One of the most marvellous and scarce of these Romances, and one, the principal passages of which were frequently wrought into Tapestry, was the “Roman du Saint Greal,” which is founded upon an incident, to say the least very peculiar, but which was perhaps once considered true as Holy Writ. St. Joseph of Arimathœa, a very important personage in many romances, having obtained the hanap, or cup from which our Saviour administered the wine to his disciples, caught in the same cup the blood which flowed from his wounds when on the Cross. After he had first achieved various adventures, and undergone an imprisonment of forty-two years, St. Joseph arrives in England with the sacred cup, by means of which numerous miracles are performed; he prepares the Round Table, and Arthur and his Knights all go in quest of the hanap, which by some, to us unaccountable, circumstance, had fallen into the hands of a sinner. All make the most solemn vow to devote their lives to its recovery; and this they must indeed have done, and not short lives either, if all recorded of them be true. None, however, but two, ever see the sacred symbol; though oftentimes a soft ray of light would stream across the lonesome wild, or the dark pathless forest, or unearthly strains would float on the air, or odours as of Paradise would entrance the senses, while the wandering and woeworn knight would feel all fatigue, all sense of personal inconvenience, of pain, of sickness, or of sorrow, vanish on the instant; and then would he renew his vows, and betake himself to prayer; for though all unworthy to see the Holy Grayle, he would feel that it had been borne on viewless pinions through the air for his individual consolation and hope. And Syr Galahad and Syr Perceval, the two chaste and favoured knights who, “after the dedely flesshe had beheld the spiritual things,” the holy St. Grael—never returned to converse with the world. The first departed to God, and “flights of angels sang him to his rest;” the other took religious clothing and retired to a hermitage, where, after living “a full holy life for a yere and two moneths, he passed out of this world.”

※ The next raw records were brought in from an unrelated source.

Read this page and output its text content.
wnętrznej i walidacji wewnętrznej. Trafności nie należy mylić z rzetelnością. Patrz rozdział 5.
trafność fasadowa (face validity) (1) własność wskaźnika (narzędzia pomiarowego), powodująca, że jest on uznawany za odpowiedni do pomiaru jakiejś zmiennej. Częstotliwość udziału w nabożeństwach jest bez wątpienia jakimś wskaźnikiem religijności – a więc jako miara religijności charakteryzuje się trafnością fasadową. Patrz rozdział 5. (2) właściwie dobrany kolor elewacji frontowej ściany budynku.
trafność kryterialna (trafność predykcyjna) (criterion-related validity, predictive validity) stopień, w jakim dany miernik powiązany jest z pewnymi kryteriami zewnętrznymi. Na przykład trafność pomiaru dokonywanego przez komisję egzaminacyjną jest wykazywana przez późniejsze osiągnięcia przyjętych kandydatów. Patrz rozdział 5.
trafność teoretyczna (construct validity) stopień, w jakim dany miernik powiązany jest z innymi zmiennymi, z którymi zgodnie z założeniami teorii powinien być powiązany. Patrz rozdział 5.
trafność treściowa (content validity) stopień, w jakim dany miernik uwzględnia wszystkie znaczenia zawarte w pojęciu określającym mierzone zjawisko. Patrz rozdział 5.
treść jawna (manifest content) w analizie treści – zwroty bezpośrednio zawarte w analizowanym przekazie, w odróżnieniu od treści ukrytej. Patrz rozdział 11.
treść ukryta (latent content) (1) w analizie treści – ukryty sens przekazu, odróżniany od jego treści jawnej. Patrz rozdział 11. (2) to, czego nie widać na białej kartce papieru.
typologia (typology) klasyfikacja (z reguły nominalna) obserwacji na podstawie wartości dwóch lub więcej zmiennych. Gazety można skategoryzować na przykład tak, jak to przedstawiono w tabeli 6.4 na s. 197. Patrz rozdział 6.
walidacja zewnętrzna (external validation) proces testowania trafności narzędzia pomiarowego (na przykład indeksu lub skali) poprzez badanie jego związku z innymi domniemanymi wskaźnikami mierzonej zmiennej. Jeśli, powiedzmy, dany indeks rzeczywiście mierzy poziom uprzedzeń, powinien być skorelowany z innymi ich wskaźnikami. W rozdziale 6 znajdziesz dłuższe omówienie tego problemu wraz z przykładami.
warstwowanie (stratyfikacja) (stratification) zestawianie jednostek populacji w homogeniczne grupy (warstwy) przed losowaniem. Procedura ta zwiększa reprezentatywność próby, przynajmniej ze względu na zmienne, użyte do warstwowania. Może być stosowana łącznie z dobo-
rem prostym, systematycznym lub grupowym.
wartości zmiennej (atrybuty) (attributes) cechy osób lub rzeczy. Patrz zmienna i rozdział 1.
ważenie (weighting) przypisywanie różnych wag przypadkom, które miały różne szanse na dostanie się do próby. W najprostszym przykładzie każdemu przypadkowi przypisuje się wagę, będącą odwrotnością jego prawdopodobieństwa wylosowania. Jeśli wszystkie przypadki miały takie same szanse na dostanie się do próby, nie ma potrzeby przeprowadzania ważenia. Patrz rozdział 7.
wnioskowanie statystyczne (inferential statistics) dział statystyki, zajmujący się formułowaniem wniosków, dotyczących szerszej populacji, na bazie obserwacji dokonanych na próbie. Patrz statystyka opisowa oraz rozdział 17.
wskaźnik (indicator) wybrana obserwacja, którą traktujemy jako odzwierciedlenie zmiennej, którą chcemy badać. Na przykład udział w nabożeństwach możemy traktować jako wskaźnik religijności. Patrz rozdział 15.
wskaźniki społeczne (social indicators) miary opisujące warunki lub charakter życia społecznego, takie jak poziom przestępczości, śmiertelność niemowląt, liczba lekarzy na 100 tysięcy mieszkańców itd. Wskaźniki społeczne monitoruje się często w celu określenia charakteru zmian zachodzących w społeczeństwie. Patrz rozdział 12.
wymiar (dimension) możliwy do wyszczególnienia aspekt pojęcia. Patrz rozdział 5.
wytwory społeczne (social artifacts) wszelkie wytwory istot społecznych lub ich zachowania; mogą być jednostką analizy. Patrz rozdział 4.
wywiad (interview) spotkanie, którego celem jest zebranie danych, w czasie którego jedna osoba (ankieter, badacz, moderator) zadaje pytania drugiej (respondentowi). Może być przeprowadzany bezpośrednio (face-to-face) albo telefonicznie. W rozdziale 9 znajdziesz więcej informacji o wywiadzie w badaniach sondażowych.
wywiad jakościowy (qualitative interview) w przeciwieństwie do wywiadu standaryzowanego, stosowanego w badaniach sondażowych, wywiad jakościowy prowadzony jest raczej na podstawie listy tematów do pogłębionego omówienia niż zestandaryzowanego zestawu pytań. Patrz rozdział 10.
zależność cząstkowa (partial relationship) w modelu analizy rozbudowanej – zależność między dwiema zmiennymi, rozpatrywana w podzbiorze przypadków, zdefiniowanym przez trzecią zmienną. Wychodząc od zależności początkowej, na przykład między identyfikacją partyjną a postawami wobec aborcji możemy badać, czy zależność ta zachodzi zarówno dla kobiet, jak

But wide as is the range of the Romances of the “Round Table,” they form but a portion of those which solaced our ancestors. Charlemagne and his Paladins were, so to speak, the solar system round which another circle revolved; Alexander furnished the radiating star for another, derived chiefly perhaps from the East, where numbers of fictitious tales were prevalent about him; and many Romances were likewise woven around the mangled remains of classic heroes.
“The mightiest chiefs of British song
Scorn’d not such legends to prolong;
They gleam through Spenser’s elfic dream,
And mix in Milton’s heavenly theme;
And Dryden in immortal strain,
Had raised the ‘Table Round’ again.”
The Stories of the Tapestry in the Royal Palaces of Henry VIII. are preserved in the British Museum.[94]
These are some of them re-copied from Warton:—
In the tapestry of the Tower of London, the original and most ancient seat of our monarchs, there are recited, Godfrey of Bulloign; the Three Kings of Cologne; the Emperor Constantine; St. George; King of Erkenwald; the History of Hercules; Fame and Honour; the Triumph of Divinity; Esther and Ahasueras; Jupiter and Juno; St. George; the Eight Kings; the Ten Kings of France; the Birth of our Lord; Duke Joshua; the Riche History of King David; the Seven Deadly Sins; the Riche History of the Passion; the Stem of Jesse; Our Lady and Son; King Solomon; the Woman of Canony; Meleager; and the Dance of Maccabee.
At Durham Place were the Citie of Ladies (a French allegorical Romance); the Tapestrie of Thebes and of Troy; the City of Peace; the Prodigal Son; Esther, and other pieces of Scripture.
At Windsor Castle the Siege of Jerusalem; Ahasueras; Charlemagne; the Siege of Troy; and Hawking and Hunting.
At Nottingham Castle, Amys and Amelion.
At Woodstock Manor, the tapestrie of Charlemagne.